Ma sappiamo che nella pratica le cose non sempre stanno così, infatti frequentemente gli interessi personali dell’occupante si contrappongono con la volontà del proprietario. Ad esempio potrebbe essere sufficiente una frase fuori luogo per causare dubbi e incertezze a discapito dell’immobile. Oppure non aprire la porta, farla trovare in disordine o non permettere una visita completa in tutte le stanze e via dicendo. Atteggiamenti simili devono essere evitati da parte dell’affittuario.

Comunica la volontà di voler vendere l’immobile locato

Se hai già affittato sai bene che non puoi disdire il contratto in qualsiasi momento. Infatti per vendere l’appartamento affittato ci sono due momenti in cui puoi decidere di farlo, cioè o alla prima o alla seconda scadenza.

Quindi dovrai comunicarlo almeno 6 mesi prima (affinché l’inquilino abbia tempo di organizzarsi per trovare una nuova sistemazione). Da quel momento puoi iniziare la ricerca dell’acquirente e ricevere offerte di acquisto a patto che la transizione della proprietà si concreti solo dopo la scadenza del contratto. Ma se comunichi troppo tardi di voler recedere dal contratto allora dovrai attendere la naturale conclusione della locazione.

Come abbiamo già accennato, puoi recedere alla prima scadenza della locazione se non hai altre proprietà residenziali oltre a quella adibita a propria abitazione. E se così fosse ricordati che l’inquilino ha diritto di precedenza all’acquisto.

L’affittuario non può opporsi alla vendita di un immobile locato

Abbiamo accennato in precedenza che l’occupante di un immobile (con regolare titolo) deve comportarsi in maniera diligente anche qualora il proprietario voglia vendere l’immobile locato. Tuttavia potrebbero sorgere divergenze tra le parti e le eventuali mancate visite per colpa dell’affittuario si ripercuoterebbero come danno economico nei confronti del proprietario.
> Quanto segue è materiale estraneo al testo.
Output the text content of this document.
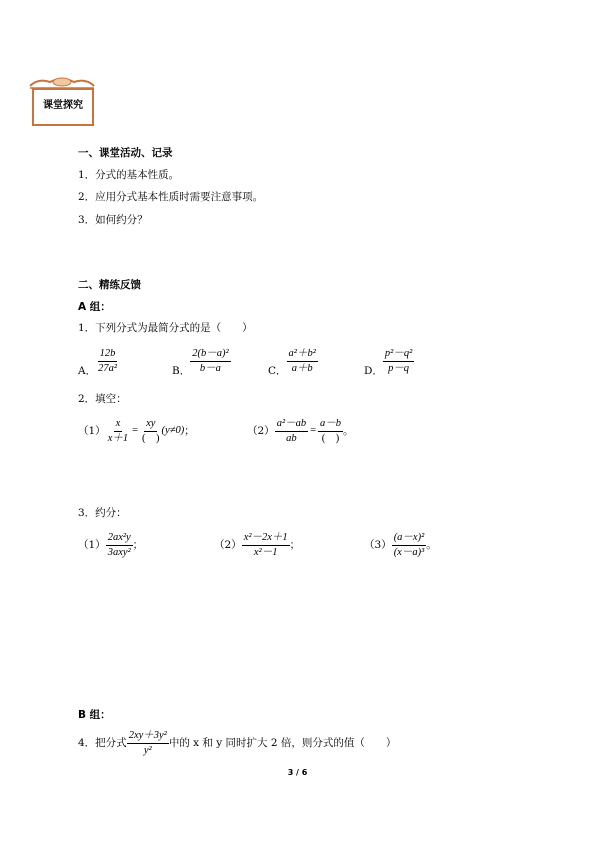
课堂探究
一、课堂活动、记录
1．分式的基本性质。
2．应用分式基本性质时需要注意事项。
3．如何约分？
二、精练反馈
A 组：
1．下列分式为最简分式的是（　　）
A． $\frac{12b}{\text{27a²}}$	B． $\frac{\text{2(b－a)²}}{b-a}$	C． $\frac{\text{a²＋b²}}{a+b}$	D． $\frac{\text{p²－q²}}{p-q}$
2．填空：
$(1) \frac{x}{x+1} = \frac{xy}{( )} (y\ne 0)$ ；	$(2) \frac{\text{a²－ab}}{ab} = \frac{a-b}{( )}$ 。
3．约分：
$(1) \frac{\text{2ax²y}}{\text{3axy²}}$ ；	$(2) \frac{\text{x²－2x＋1}}{\text{x²－1}}$ ；	$(3) \frac{\text{(a－x)²}}{\text{(x－a)³}}$ 。
B 组：
4．把分式 $\frac{\text{2xy＋3y²}}{\text{y²}}$ 中的 x 和 y 同时扩大 2 倍，则分式的值（　　）
3 / 6
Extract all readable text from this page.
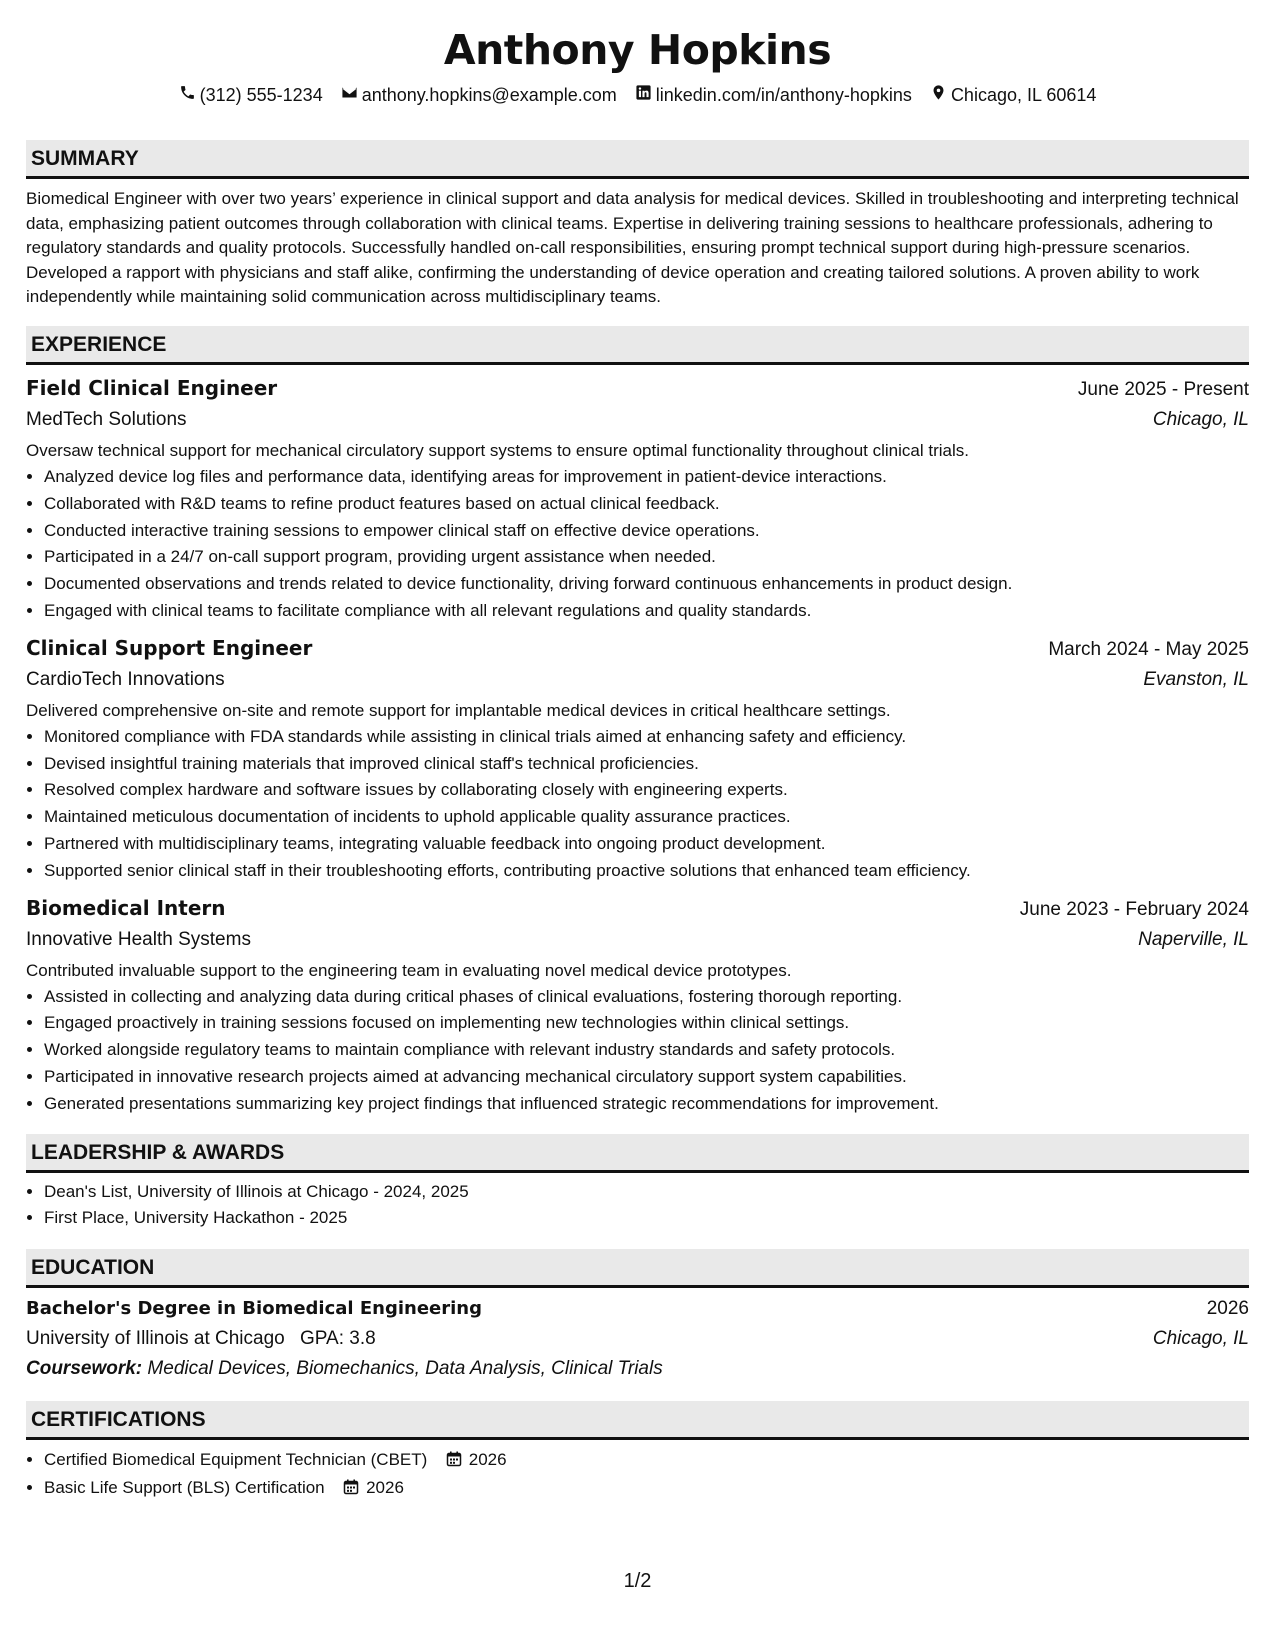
Anthony Hopkins
(312) 555-1234 anthony.hopkins@example.com linkedin.com/in/anthony-hopkins Chicago, IL 60614
SUMMARY
Biomedical Engineer with over two years’ experience in clinical support and data analysis for medical devices. Skilled in troubleshooting and interpreting technical data, emphasizing patient outcomes through collaboration with clinical teams. Expertise in delivering training sessions to healthcare professionals, adhering to regulatory standards and quality protocols. Successfully handled on-call responsibilities, ensuring prompt technical support during high-pressure scenarios. Developed a rapport with physicians and staff alike, confirming the understanding of device operation and creating tailored solutions. A proven ability to work independently while maintaining solid communication across multidisciplinary teams.
EXPERIENCE
Field Clinical Engineer	June 2025 - Present
MedTech Solutions	Chicago, IL
Oversaw technical support for mechanical circulatory support systems to ensure optimal functionality throughout clinical trials.
• Analyzed device log files and performance data, identifying areas for improvement in patient-device interactions.
• Collaborated with R&D teams to refine product features based on actual clinical feedback.
• Conducted interactive training sessions to empower clinical staff on effective device operations.
• Participated in a 24/7 on-call support program, providing urgent assistance when needed.
• Documented observations and trends related to device functionality, driving forward continuous enhancements in product design.
• Engaged with clinical teams to facilitate compliance with all relevant regulations and quality standards.
Clinical Support Engineer	March 2024 - May 2025
CardioTech Innovations	Evanston, IL
Delivered comprehensive on-site and remote support for implantable medical devices in critical healthcare settings.
• Monitored compliance with FDA standards while assisting in clinical trials aimed at enhancing safety and efficiency.
• Devised insightful training materials that improved clinical staff's technical proficiencies.
• Resolved complex hardware and software issues by collaborating closely with engineering experts.
• Maintained meticulous documentation of incidents to uphold applicable quality assurance practices.
• Partnered with multidisciplinary teams, integrating valuable feedback into ongoing product development.
• Supported senior clinical staff in their troubleshooting efforts, contributing proactive solutions that enhanced team efficiency.
Biomedical Intern	June 2023 - February 2024
Innovative Health Systems	Naperville, IL
Contributed invaluable support to the engineering team in evaluating novel medical device prototypes.
• Assisted in collecting and analyzing data during critical phases of clinical evaluations, fostering thorough reporting.
• Engaged proactively in training sessions focused on implementing new technologies within clinical settings.
• Worked alongside regulatory teams to maintain compliance with relevant industry standards and safety protocols.
• Participated in innovative research projects aimed at advancing mechanical circulatory support system capabilities.
• Generated presentations summarizing key project findings that influenced strategic recommendations for improvement.
LEADERSHIP & AWARDS
• Dean's List, University of Illinois at Chicago - 2024, 2025
• First Place, University Hackathon - 2025
EDUCATION
Bachelor's Degree in Biomedical Engineering	2026
University of Illinois at Chicago GPA: 3.8	Chicago, IL
Coursework: Medical Devices, Biomechanics, Data Analysis, Clinical Trials
CERTIFICATIONS
• Certified Biomedical Equipment Technician (CBET) 2026
• Basic Life Support (BLS) Certification 2026
1/2
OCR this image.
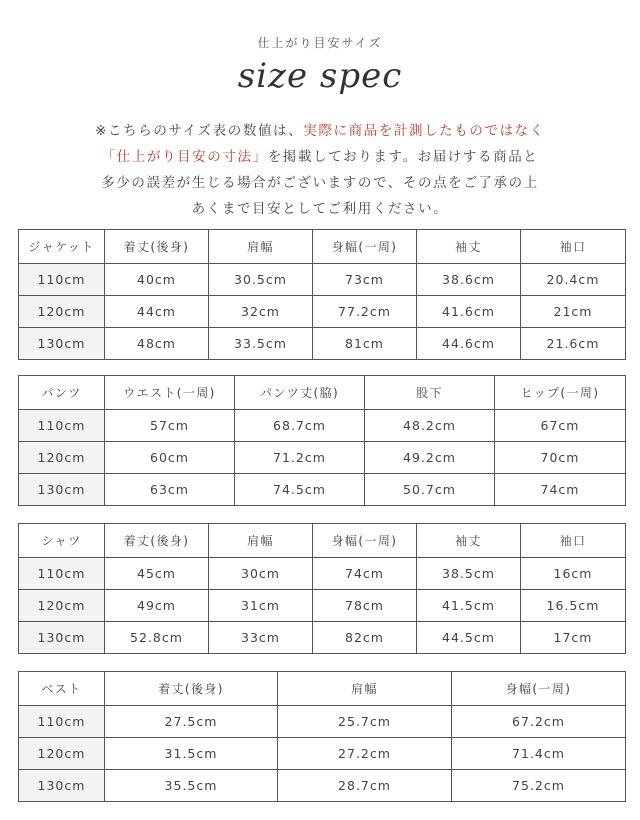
仕上がり目安サイズ
size spec
※こちらのサイズ表の数値は、実際に商品を計測したものではなく
「仕上がり目安の寸法」を掲載しております。お届けする商品と
多少の誤差が生じる場合がございますので、その点をご了承の上
あくまで目安としてご利用ください。
ジャケット	着丈(後身)	肩幅	身幅(一周)	袖丈	袖口
110cm	40cm	30.5cm	73cm	38.6cm	20.4cm
120cm	44cm	32cm	77.2cm	41.6cm	21cm
130cm	48cm	33.5cm	81cm	44.6cm	21.6cm
パンツ	ウエスト(一周)	パンツ丈(脇)	股下	ヒップ(一周)
110cm	57cm	68.7cm	48.2cm	67cm
120cm	60cm	71.2cm	49.2cm	70cm
130cm	63cm	74.5cm	50.7cm	74cm
シャツ	着丈(後身)	肩幅	身幅(一周)	袖丈	袖口
110cm	45cm	30cm	74cm	38.5cm	16cm
120cm	49cm	31cm	78cm	41.5cm	16.5cm
130cm	52.8cm	33cm	82cm	44.5cm	17cm
ベスト	着丈(後身)	肩幅	身幅(一周)
110cm	27.5cm	25.7cm	67.2cm
120cm	31.5cm	27.2cm	71.4cm
130cm	35.5cm	28.7cm	75.2cm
Così facendo verrebbe a meno il principio di immediatezza che caratterizza i diritti reali come la proprietà immobiliare. Tra l’altro la sentenza del 30/09/2015 n° 19543 relativa al risarcimento del danno si è espressa a favore del proprietario.

Qualora si sviluppano simili dinamiche il giudice tutelerebbe il proprietario immobiliare come è stato anche per la cassazione n. 5147 del 17 settembre 1981. E non solo, infatti se non sussistono giustificati motivi per i quali l’affittuario si oppone alla vendita allora quest’ultimo rischia la risoluzione del contratto. Quindi in linea generale puoi vendere la casa affittata in quanto è un tuo diritto e non spetta all’occupante decidere.

Però ogni caso è a se e ci possono essere avvenimenti di forza maggiore che non permettano le visite (ad esempio l’inquilino è all’estero). Prima di rivolgersi ad un giudice è bene fare una ricerca per trovare sentenze simili e inviare richieste scritte dimostrando sempre la propria buona fede.

N.B.
Anche qualora il contratto di affitto non prevede la possibilità di visita per la vendita della casa, i principi espressi dalla legge valgono comunque.

A chi proporre l’acquisto di un immobile locato

Molte famiglie, coppie e single che comprano casa generalmente vogliono poterne usufruire il prima possibile. Infatti buona parte delle compravendite residenziali sono generate dal mercato delle prime case, mentre l’altra parte di seconde case. Chi vuole un’abitazione occupata dev’essere disposto ad attendere la scadenza del contratto e la relativa liberazione. Quindi in genere ci si rivolge ad investitori (ai quali piace ottenere una rendita dall’affitto) oppure a quegli acquirenti che possono aspettare prima di entrare. In alcuni casi l’acquirente più adatto è l’inquilino stesso.

Attenzione a concedere denaro per mandare via l’affittuario

Tra le prassi disapprovate (ma consuete) per mandare via l’occupante e riuscire finalmente a vendere l’immobile locato vi è quella di offrirgli denaro in contatti. Non può definirsi un favoritismo ma un’agevolazione nascosta per velocizzare la pratica della liberazione. Infatti è un illecito far circolare denaro in nero (se sopra una certa soglia) e per di più non dimostrabile. Rischieresti che l’occupante non se ne vada perdendo il denaro offerto.